Lenda do atletismo diz por que Brasil não tem campeões: só pensa em futebol
Haile Gebrselassie diz que já virou fã do Brasil. A lenda do atletismo mundial já provou (e aprovou) água de coco, tomou açaí e até ensaia algumas palavras em português. Ele afirma também acompanhar o atletismo destas bandas. Ressalta que vê um grande potencial de desenvolvimento. Mas tem na ponta da língua a explicação para o Brasil não produzir campeões nas pistas de corrida: só quer saber de futebol.

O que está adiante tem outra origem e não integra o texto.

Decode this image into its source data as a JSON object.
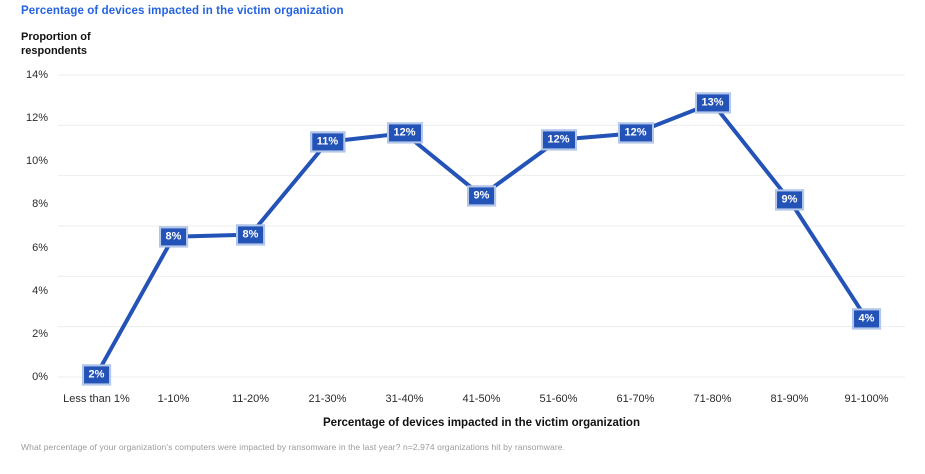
{
  "page": {
    "footnote": "What percentage of your organization's computers were impacted by ransomware in the last year? n=2,974 organizations hit by ransomware."
  },
  "chart_data": {
    "type": "line",
    "title": "Percentage of devices impacted in the victim organization",
    "ylabel": "Proportion of respondents",
    "xlabel": "Percentage of devices impacted in the victim organization",
    "categories": [
      "Less than 1%",
      "1-10%",
      "11-20%",
      "21-30%",
      "31-40%",
      "41-50%",
      "51-60%",
      "61-70%",
      "71-80%",
      "81-90%",
      "91-100%"
    ],
    "values": [
      2,
      8,
      8,
      11,
      12,
      9,
      12,
      12,
      13,
      9,
      4
    ],
    "data_labels": [
      "2%",
      "8%",
      "8%",
      "11%",
      "12%",
      "9%",
      "12%",
      "12%",
      "13%",
      "9%",
      "4%"
    ],
    "plotted_values_estimated": [
      0.1,
      6.5,
      6.6,
      10.9,
      11.3,
      8.4,
      11.0,
      11.3,
      12.7,
      8.2,
      2.7
    ],
    "y_ticks": [
      "14%",
      "12%",
      "10%",
      "8%",
      "6%",
      "4%",
      "2%",
      "0%"
    ],
    "ylim": [
      0,
      14
    ],
    "grid": "horizontal",
    "gridline_count": 7,
    "legend": "none",
    "colors": {
      "title": "#2363e2",
      "line": "#2353b7",
      "label_bg": "#2353b7",
      "label_border": "#b5c8ea",
      "label_text": "#ffffff",
      "grid": "#ededed",
      "axis_text": "#2b2b2b",
      "footnote": "#9b9b9b"
    }
  }
}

“Todo mundo no Brasil quer ser jogador de futebol por causa dos grandes nomes desde Pelé, como Neymar, Ronaldo e Zico. Os meninos jovens na rua, se você pergunta ‘o que você quer ser?’, eles dizem ‘eu quero ser como Ronaldo, Pelé’ ou outros grandes nomes”, afirma. “Eu acredito que jovens que vivem em torno dessas áreas talvez digam... 'ah, corrida'... No esporte, você não pode pressionar outra pessoa a fazer. Tem que vir de dentro. Se não vier de dentro, você não pode ter sucesso”, completa o etíope.

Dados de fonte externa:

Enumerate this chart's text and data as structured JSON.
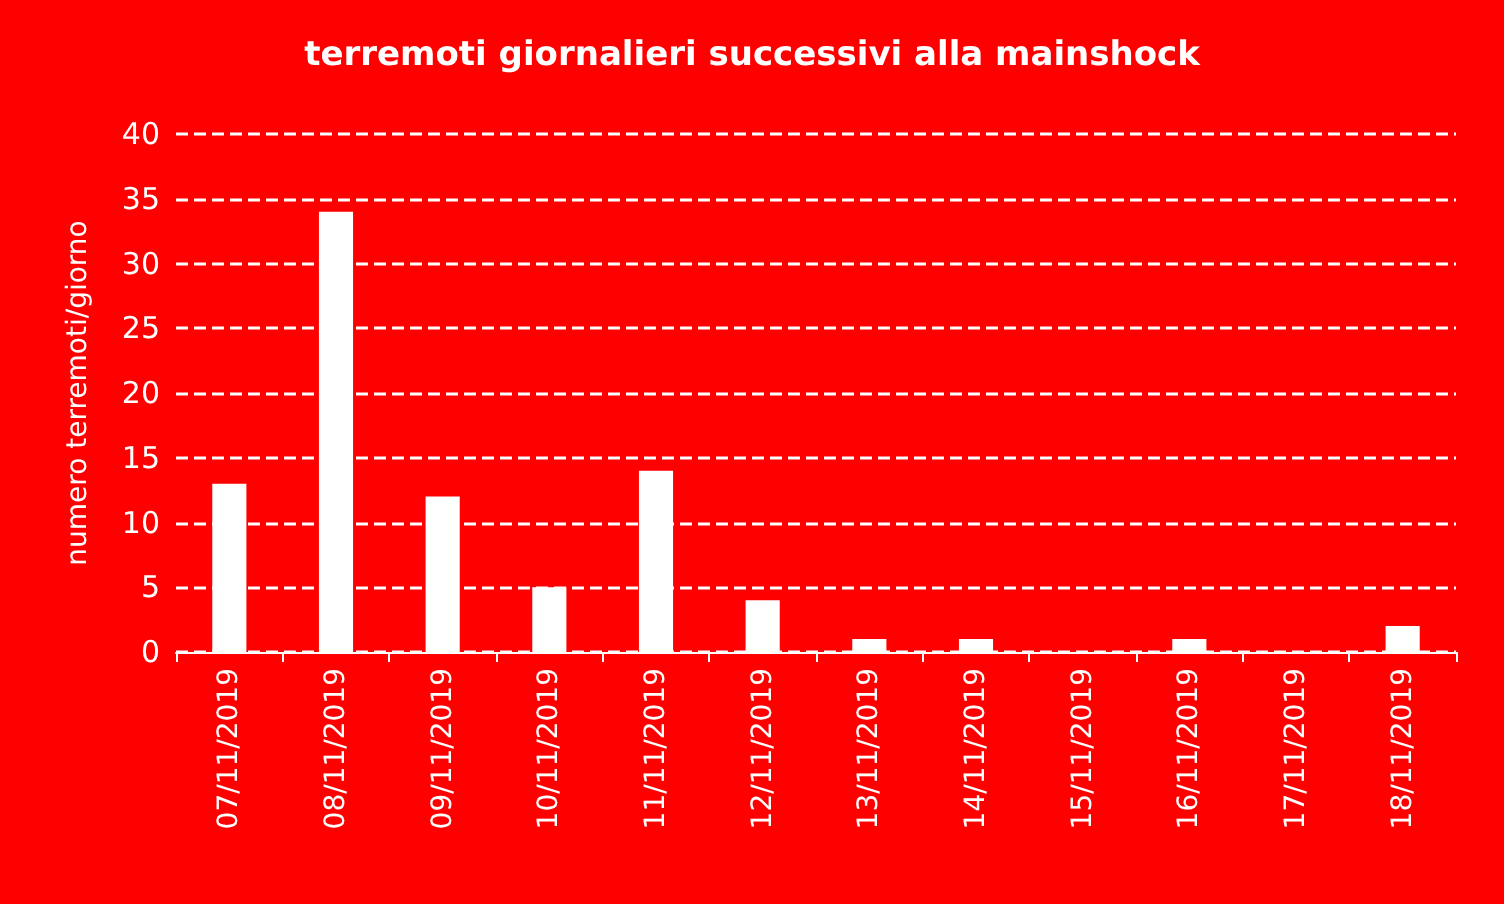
{
  "chart_data": {
    "type": "bar",
    "title": "terremoti giornalieri successivi alla mainshock",
    "ylabel": "numero terremoti/giorno",
    "categories": [
      "07/11/2019",
      "08/11/2019",
      "09/11/2019",
      "10/11/2019",
      "11/11/2019",
      "12/11/2019",
      "13/11/2019",
      "14/11/2019",
      "15/11/2019",
      "16/11/2019",
      "17/11/2019",
      "18/11/2019"
    ],
    "values": [
      13,
      34,
      12,
      5,
      14,
      4,
      1,
      1,
      0,
      1,
      0,
      2
    ],
    "color": "#ffffff",
    "ylim": [
      0,
      40
    ],
    "yticks": [
      0,
      5,
      10,
      15,
      20,
      25,
      30,
      35,
      40
    ],
    "grid": "y"
  }
}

Gebrselassie usa alguns resultados de Ronaldo da Costa como prova que o atletismo nacional pode ser bem sucedido em provas de fundo e maratonas. “O Brasil tem potencial, mas os brasileiros não fizeram o suficiente para serem corredores de longa distância. Me lembro de 1998, quando Ronaldo da Costa quebrou o recorde da Maratona de Berlim. É possível fazer isso, os brasileiros são bons para corridas de longa distância, mas eles não fazem nada”, analisa.
O etíope sabe bem o que precisa ser feito para ter sucesso. Seu currículo é irrepreensível. Bicampeão olímpico dos 10.000 m (Atlanta 1996 e Sydney 2000), Gebrselassie foi simplesmente nove vezes campeão mundial em sua carreira. Quebrou nada menos que 27 recordes mundiais. Além de todo o foco e treino, ele aponta uma questão cultural do seu país e de outras potências africanas na longa distância como vantagem quase biológica.
“Na Etiópia e no Quênia há muitas razões para o sucesso. Primeiramente, o lugar onde vivemos, a comida que comemos, o ato de treinar, o estilo de vida. Se você observar, um menino jovem no interior do Quênia e da Etiópia, com um par de sapatos, corre para todo lugar. Para nós, correr não começa aos 16, 17 anos. Começa aos 2, 3 anos. Correr faz parte da vida diária, ir para a escola, ajudar sua família. Por isso atletas da Etiópia e do Quênia são naturalmente privilegiados”, explica a lenda. Algo parecido com o "jogar bola" na rua para as crianças brasileiras.